Sugar gliders are an exotic animal, therefore they need specialized care. Every vet won’t be able to see them or treat them. Luckily, gliders don’t need to go to vet very often. It’s good to do a yearly check up and fecal, but they don’t need any shots or vaccinations.

It’s a good idea to ask for referrals from other local glider owners when searching for a vet that sees sugar gliders. Some vets will offer to see sugar gliders on the assumption that they are like a rodent. (They are NOT! They are a marsupial, actually.) Because of this some vets have actually trimmed gliders teeth because a rat or mouses teeth will continue growing whereas a sugar gliders will NEVER grow. They do not need trimming or special chews. If cut the teeth will not grow back. This is one of the reasons it’s so important to make sure the vet is actually experienced with sugar gliders. – It’s also good to have a back up vet, preferably a 24 hour one. Gliders are nocturnal, often when we notice an injury or health issue it occurs at night. You can’t easily rush them to the vet unless they are open.

This website, Sugar Glider Help – Vet Database, may help you to find a vet in your area. Keep in mind that the list may be out of date, it’s always best to call and ask if they still see gliders and how much experience they have before making an appointment.

Some things to ask a vet before making an appointment;

“Do you offer teeth trimming?” – They should NOT! Some places will assume they are a rodent and offer this service, however a sugar glider’s teeth will NOT grow back and it is exceptionally painful for them to have them trimmed. If they do offer this service you can offer to help educate them on the proper care of sugar gliders or move on to another vet to interview.

“Do you offer spaying of female gliders?” – Since sugar gliders are so small and their reproductive organs are rather unique it’s much too invasive to spay a female. (Personally, I’ve never heard of a vet successfully spaying a female. Typically when people claim a glider is spayed they were misinformed by the glider’s previous owners.) It’s perfectly normal to neuter a male, most vets do this by snipping off the pom(scrotum with testes inside, it hangs slightly away from the body on the belly) or some will snip a hole and remove the testes from the pom and leave the pom intact. Both are normal options and the choice is usually between you and your vet depending on your preferences.

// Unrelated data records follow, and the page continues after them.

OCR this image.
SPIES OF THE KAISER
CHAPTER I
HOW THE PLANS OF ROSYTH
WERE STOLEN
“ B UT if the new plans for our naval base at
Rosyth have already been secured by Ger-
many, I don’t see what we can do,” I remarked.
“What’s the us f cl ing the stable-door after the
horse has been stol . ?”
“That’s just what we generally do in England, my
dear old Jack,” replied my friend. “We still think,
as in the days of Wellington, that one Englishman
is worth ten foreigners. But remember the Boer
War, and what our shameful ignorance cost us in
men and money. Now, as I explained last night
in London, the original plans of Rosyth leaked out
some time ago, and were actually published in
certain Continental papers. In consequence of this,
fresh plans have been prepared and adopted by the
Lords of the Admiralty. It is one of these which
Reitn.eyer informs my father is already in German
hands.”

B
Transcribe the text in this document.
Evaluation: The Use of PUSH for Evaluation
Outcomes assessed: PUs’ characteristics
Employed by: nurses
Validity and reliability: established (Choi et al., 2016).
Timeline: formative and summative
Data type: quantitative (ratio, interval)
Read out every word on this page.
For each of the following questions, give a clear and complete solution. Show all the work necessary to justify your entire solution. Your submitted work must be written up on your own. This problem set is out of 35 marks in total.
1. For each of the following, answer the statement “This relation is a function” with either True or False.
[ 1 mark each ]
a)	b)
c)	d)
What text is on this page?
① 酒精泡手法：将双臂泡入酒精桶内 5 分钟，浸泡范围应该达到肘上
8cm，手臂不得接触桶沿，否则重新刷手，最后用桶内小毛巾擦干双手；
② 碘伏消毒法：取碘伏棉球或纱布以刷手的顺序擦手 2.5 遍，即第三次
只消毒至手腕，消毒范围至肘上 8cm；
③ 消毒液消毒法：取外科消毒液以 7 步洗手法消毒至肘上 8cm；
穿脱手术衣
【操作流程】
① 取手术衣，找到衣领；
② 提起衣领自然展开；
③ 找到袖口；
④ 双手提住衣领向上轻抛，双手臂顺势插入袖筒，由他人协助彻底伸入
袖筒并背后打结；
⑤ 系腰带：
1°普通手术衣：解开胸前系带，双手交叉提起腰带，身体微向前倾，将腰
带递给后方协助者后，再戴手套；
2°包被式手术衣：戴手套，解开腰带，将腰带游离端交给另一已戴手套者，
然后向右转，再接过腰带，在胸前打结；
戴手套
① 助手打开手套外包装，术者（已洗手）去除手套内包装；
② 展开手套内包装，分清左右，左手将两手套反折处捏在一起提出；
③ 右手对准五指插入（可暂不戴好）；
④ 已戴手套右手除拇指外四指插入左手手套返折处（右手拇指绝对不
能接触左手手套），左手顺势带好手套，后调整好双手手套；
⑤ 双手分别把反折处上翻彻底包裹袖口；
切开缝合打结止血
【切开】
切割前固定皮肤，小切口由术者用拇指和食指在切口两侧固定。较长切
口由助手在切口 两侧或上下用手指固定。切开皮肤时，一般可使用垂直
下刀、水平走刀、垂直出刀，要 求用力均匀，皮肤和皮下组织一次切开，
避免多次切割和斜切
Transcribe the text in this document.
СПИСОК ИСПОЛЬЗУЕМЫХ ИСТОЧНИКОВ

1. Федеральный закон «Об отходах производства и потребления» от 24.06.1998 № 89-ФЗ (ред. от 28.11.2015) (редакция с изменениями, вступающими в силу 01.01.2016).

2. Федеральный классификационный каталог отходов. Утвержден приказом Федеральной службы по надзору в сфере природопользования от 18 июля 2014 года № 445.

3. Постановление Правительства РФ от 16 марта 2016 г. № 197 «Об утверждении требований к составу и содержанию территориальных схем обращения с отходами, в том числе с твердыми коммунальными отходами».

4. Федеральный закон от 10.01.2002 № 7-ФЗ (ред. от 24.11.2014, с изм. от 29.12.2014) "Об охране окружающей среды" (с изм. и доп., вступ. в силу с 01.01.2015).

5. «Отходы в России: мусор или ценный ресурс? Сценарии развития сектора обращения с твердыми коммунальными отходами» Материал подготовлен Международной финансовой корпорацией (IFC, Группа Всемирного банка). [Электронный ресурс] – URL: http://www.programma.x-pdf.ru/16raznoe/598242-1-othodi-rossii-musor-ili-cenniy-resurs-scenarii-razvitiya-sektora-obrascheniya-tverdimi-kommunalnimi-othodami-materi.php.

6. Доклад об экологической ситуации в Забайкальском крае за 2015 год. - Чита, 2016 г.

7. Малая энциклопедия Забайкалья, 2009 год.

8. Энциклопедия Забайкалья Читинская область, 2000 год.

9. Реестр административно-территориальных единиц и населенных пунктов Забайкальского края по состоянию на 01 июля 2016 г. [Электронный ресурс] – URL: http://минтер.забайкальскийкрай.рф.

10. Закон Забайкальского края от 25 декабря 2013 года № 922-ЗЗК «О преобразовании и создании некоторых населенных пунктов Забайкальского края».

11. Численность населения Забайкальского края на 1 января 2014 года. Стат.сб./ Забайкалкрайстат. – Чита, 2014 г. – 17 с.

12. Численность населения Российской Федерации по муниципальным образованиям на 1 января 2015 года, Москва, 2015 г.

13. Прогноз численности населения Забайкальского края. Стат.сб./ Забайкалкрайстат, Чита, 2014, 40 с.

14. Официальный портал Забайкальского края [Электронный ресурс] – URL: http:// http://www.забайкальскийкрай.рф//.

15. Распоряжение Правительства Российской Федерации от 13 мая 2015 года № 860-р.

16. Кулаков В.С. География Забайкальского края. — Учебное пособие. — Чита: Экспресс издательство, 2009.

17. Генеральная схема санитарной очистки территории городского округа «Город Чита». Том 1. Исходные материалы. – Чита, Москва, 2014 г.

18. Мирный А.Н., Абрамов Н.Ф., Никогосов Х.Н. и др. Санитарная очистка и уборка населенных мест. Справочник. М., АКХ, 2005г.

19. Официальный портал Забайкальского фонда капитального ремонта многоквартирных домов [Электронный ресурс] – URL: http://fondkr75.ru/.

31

“Do you offer nail trimming and do you need to sedate them/put them under anesthesia to do so?” – They should NOT! A good experienced vet should be able to handle almost any glider to trim their nails without needing to put them to sleep. Some vets will do that because they are less experienced. Because sugar gliders are so small it’s always a slight risk to sedate them for any purpose, nail trims are so basic that they should not be a reason to take that risk. Between a vet and a tech they should be able to do it without any issues, it’s often easier to have one person hold and one trim, especially with a very wiggly glider.